As the world counts down to the 2024 Olympics in Paris, the stage is set for a battle of epic proportions. Kipchoge and Kiptum, representing different generations of marathon runners, will compete not only for victory but also for a place in history. In this captivating rivalry, the age-defying champion seeks to prove once more that he is, indeed, limitless.

Eliud Kipchoge, training in Kenya, photo by NN Running team

Paris presents him with another chance to make further history, as no man has ever won three marathon gold at the Games.
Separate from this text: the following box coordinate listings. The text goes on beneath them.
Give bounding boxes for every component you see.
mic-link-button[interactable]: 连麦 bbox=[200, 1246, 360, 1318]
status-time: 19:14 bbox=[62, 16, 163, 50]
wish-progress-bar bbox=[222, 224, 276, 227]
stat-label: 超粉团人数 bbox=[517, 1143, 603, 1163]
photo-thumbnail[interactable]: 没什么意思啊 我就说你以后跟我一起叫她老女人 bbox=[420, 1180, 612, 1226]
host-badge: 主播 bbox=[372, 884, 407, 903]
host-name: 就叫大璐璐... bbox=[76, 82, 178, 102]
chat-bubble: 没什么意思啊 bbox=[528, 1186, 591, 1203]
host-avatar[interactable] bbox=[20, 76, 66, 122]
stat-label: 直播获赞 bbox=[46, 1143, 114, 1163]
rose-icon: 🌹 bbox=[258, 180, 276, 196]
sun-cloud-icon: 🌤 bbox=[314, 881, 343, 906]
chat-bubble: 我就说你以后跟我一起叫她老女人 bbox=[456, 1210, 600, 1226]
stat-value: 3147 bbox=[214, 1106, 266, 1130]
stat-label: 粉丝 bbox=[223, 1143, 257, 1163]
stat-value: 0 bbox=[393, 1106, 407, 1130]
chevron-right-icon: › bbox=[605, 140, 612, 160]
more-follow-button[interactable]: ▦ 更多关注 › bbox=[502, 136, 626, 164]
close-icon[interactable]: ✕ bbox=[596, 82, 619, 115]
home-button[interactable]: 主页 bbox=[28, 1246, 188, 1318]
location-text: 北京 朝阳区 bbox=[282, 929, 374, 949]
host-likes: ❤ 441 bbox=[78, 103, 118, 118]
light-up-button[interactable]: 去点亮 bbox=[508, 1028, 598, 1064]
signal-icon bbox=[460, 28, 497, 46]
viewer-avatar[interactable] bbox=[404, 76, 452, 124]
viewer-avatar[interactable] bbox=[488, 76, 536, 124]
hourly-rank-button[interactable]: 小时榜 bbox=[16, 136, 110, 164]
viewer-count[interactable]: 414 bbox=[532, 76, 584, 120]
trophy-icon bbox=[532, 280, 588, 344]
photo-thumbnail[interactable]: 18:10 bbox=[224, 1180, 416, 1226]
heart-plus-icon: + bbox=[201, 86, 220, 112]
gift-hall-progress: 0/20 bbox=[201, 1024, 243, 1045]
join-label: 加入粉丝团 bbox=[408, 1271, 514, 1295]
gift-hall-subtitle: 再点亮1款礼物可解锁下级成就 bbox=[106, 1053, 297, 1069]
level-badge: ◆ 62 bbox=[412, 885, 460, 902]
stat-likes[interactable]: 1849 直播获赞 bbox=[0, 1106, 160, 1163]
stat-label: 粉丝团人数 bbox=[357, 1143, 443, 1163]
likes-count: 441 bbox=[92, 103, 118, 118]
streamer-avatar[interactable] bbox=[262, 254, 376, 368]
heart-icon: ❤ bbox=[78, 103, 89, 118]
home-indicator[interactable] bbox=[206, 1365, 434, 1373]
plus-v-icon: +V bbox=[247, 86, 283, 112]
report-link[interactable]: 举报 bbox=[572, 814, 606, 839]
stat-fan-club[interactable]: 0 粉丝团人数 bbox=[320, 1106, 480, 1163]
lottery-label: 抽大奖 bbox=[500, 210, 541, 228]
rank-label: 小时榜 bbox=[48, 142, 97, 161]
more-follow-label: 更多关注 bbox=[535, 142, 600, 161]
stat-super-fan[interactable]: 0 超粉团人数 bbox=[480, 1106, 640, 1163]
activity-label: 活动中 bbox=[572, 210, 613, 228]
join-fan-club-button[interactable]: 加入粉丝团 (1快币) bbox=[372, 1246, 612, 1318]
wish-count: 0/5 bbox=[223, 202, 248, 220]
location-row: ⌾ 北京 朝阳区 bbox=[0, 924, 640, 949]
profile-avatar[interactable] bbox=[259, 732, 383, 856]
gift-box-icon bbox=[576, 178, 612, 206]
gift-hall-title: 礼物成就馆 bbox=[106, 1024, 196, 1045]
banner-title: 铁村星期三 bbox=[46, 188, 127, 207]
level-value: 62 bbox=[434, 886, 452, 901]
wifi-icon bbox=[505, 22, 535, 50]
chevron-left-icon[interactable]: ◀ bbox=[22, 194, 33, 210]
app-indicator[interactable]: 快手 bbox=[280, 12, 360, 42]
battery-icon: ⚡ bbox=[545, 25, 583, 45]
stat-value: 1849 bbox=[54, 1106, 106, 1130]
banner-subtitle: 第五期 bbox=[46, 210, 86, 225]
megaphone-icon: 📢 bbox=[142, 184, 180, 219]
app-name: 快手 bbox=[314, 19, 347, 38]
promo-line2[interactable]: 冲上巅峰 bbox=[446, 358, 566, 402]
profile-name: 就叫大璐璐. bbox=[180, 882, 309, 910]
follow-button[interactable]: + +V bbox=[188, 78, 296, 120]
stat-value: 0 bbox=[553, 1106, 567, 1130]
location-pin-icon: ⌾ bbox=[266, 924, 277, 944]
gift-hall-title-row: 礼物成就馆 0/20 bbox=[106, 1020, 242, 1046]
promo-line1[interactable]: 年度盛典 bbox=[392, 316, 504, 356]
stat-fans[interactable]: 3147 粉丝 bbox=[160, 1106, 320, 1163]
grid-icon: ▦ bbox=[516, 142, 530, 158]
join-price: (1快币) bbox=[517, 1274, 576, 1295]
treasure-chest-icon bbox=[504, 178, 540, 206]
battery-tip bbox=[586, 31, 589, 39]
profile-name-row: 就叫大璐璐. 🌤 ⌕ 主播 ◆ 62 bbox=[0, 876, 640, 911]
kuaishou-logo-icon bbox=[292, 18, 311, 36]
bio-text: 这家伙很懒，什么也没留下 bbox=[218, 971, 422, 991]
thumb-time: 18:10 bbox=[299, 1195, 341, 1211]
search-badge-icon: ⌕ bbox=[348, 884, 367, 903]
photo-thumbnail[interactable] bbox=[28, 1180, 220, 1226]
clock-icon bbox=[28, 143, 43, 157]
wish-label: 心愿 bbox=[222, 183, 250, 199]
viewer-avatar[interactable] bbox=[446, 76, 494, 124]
What’s more, he would be the first to win it three times straight after his wins in Rio 2016 and Tokyo 2021.

Kipchoge has shrugged off those who feel he will be too old to contest for gold in the French capital, drawing comparisons with five-time Ballon d’Or winner Cristiano Ronaldo and seven-time Formula One champion Lewis Hamilton who are still going strong at 38 years of age.

Eliud Kipchoge, Tokyo 2021, photo by NN Running Team.

“I always say, when you feel real pain, that is where success is, so the only way to be successful is to press on and you will be there. You cannot crack, so pain is a positive thing,” said Kipchoge. Its quest for gold in Paris is not just a race; it’s a symbol of human potential, a testament to the age-defying spirit, and a tribute to the unrelenting pursuit of excellence.